In a simplified view, this new therapy could represent an improved version of current monoclonal antibody treatments, should it successfully navigate the initial phases of development. As [Cognition Therapeutics, Inc.](https://news.google.com/rss/articles/CBMi9AFBVV95cUxPdDA4TS1Nd1VjMlpPdzc2djBkWXd1djNCREh2UEFfa0Mtd3pwMmJvbk1kNkhJWVQ3RHVCYUZBVU1jdXpMZUlPRWZfQl9QUUJlQ2lqRVM2NjZzTk1BVEk3YnNseGZLUGtHSUx0RDN0a0pzcEY5c243eFhUcU9RZmZpWS1hcjNyN01uOUxQazdRTzhteVdfbXRFOWRUR2hwYlVRbGZRVmhUQmw3Wk5ISU8zUGZpNGhCUmZUMkxxWDdaMk42MVVhLTlGN1Y5eUNzaE1pdU03dWZzY3VjT29oRUVTaGFXRXJFd3dwdFhudnpwemxRbW5V?oc=5) plans to align with the EMA on Alzheimer’s disease strategy for zervimesine, the regulatory landscape is also evolving.
A key limitation of the study is its reliance on a transgenic mouse model, which may not fully replicate the complexities of human Alzheimer’s disease. The lack of observed functional improvement also tempers expectations in the short term. Reducing amyloid plaque burden is a relative success if it doesn’t translate into improved cognitive function. Researchers suggest they may be at a stage of development where such improvements are not yet detectable.
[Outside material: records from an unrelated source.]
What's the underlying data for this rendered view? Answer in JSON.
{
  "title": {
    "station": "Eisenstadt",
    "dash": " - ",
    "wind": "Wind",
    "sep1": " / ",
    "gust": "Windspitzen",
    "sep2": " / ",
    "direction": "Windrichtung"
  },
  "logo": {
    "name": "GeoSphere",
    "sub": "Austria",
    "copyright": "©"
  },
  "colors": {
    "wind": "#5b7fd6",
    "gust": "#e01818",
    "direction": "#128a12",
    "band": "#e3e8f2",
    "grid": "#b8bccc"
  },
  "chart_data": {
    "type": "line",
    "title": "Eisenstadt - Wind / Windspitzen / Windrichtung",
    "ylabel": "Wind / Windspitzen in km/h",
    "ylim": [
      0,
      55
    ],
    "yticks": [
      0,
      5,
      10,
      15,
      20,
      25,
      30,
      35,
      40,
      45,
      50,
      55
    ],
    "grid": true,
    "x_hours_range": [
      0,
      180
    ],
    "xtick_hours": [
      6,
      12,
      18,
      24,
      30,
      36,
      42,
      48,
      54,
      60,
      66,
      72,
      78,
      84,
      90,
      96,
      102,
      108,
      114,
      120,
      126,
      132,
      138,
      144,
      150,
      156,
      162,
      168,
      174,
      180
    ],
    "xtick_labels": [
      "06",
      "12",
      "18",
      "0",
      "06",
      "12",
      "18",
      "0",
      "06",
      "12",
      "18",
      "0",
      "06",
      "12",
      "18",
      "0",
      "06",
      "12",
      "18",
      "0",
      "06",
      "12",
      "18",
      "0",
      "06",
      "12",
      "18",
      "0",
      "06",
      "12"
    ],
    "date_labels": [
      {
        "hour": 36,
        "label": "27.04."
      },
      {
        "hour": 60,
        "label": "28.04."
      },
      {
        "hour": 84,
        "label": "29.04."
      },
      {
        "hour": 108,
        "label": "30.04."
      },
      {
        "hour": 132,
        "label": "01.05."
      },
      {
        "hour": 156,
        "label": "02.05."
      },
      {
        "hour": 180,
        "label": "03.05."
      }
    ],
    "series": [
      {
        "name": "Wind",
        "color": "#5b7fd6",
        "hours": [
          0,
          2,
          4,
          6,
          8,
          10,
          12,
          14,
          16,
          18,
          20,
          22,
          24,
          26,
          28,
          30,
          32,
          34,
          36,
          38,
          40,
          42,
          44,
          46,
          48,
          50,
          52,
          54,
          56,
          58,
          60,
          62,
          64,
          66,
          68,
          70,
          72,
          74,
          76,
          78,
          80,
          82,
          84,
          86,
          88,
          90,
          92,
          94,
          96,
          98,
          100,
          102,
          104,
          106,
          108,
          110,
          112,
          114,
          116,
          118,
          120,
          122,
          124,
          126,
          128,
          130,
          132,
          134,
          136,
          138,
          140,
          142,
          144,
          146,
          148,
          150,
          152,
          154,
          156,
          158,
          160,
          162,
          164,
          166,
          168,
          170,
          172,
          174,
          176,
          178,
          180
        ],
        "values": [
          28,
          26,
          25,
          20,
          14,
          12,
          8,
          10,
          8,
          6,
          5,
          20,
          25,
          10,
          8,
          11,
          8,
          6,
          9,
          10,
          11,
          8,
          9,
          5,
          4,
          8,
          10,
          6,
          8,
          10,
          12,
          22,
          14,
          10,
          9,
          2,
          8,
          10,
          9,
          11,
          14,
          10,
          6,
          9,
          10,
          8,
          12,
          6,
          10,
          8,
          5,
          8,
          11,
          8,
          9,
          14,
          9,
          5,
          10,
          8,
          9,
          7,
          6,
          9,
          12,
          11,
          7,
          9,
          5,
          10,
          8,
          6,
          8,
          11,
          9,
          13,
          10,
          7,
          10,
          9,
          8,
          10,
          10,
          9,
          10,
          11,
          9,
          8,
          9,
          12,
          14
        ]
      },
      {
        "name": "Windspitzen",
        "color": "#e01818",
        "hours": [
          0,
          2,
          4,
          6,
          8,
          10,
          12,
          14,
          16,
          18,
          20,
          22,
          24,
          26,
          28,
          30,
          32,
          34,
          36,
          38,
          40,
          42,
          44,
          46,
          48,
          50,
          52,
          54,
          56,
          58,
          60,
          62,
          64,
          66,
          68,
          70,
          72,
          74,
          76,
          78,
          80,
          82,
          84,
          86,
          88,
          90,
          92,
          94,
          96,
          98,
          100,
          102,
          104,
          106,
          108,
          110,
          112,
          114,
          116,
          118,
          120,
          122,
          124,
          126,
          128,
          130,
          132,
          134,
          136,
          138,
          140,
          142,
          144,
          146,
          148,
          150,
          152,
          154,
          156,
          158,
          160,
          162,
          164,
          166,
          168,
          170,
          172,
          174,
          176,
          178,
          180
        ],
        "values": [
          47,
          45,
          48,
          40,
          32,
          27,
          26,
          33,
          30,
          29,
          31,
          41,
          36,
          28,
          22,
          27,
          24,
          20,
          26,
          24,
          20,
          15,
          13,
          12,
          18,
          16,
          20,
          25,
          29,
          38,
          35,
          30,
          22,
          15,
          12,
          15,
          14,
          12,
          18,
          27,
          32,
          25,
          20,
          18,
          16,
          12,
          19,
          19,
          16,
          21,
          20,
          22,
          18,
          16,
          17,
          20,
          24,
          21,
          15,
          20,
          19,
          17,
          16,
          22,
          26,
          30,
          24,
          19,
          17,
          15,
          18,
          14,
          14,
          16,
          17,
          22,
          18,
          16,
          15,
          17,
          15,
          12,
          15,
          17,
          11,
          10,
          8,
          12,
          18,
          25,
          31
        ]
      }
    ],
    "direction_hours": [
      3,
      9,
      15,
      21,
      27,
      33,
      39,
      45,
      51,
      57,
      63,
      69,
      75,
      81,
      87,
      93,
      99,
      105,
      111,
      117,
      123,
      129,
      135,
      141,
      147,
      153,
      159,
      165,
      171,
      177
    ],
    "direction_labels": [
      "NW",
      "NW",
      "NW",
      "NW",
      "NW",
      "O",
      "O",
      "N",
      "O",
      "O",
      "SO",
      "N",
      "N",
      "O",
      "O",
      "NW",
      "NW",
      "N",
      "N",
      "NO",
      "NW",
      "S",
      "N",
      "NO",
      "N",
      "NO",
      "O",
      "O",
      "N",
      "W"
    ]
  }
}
Further research is needed to determine which patients might benefit most from this potential therapy and to identify the optimal method of delivery for the adenovirus vectors used in the process. These are important considerations as the research progresses toward potential clinical applications.
This work presents several promising aspects, including its potential effectiveness in cases of genetic risk, the activation of both microglia and astrocytes, and the possibility of a single-dose treatment. However, it remains uncertain whether these promises will be fulfilled. Similar experimental approaches have shown varying degrees of success, but collectively offer a degree of optimism regarding the possibility of developing an effective therapy for plaque removal. As [European regulators](https://news.google.com/rss/articles/CBMijwFBVV95cUxQd000anA2bHJidl8yQnYtT0VzOXNTaHBNRmJiQ1pfNFhNN1NtR1NqMlZLWUY3MUZVbVFlSXc4MWhvYkhYQnhQSVlqcDB0dHZSYWJoWGMzTmVIR004RW9YQzRKemlnRlJPNFVxWmltNVkySnBHM2EtVV9Lb2txX0RsUHVuc1Iwd1dEaG1wcVlBaw?oc=5) endorse Lilly’s Alzheimer’s treatment for certain patients, the field continues to advance.
The question of when this therapy might become available to patients, and whether it will be effective in advanced stages of the disease, remains unanswered. Given the preliminary nature of the research, widespread clinical application is not expected in the near future. [Eli Lilly’s Kisunla](https://news.google.com/rss/articles/CBMivgFBVV95cUxQNk1ubmI5S2Zhbmg5LTg4ajZnMUg0ZE95UnA3djBxNTFCOXUwSHkyOHNJazJ6VjRJaS1iMU8teEpCUHpKdVJSZlFpczl6dllCNDVrWXBnS05YeWU3MGF1cHlGQklPa05XWWJxU0YwaEwtcjZhVFRFVFg1TUQ4Q2ZTd09xWkZWMXkyb0h2YjJQWnR0MFZwUi02VXlibTdYRTJGUkU5UmtBbW80OGJCcU5XODZ2blhQbzlDNm9YcktB?oc=5) recently won FDA nod for new dosing with fewer side effects, demonstrating ongoing innovation in Alzheimer’s treatment.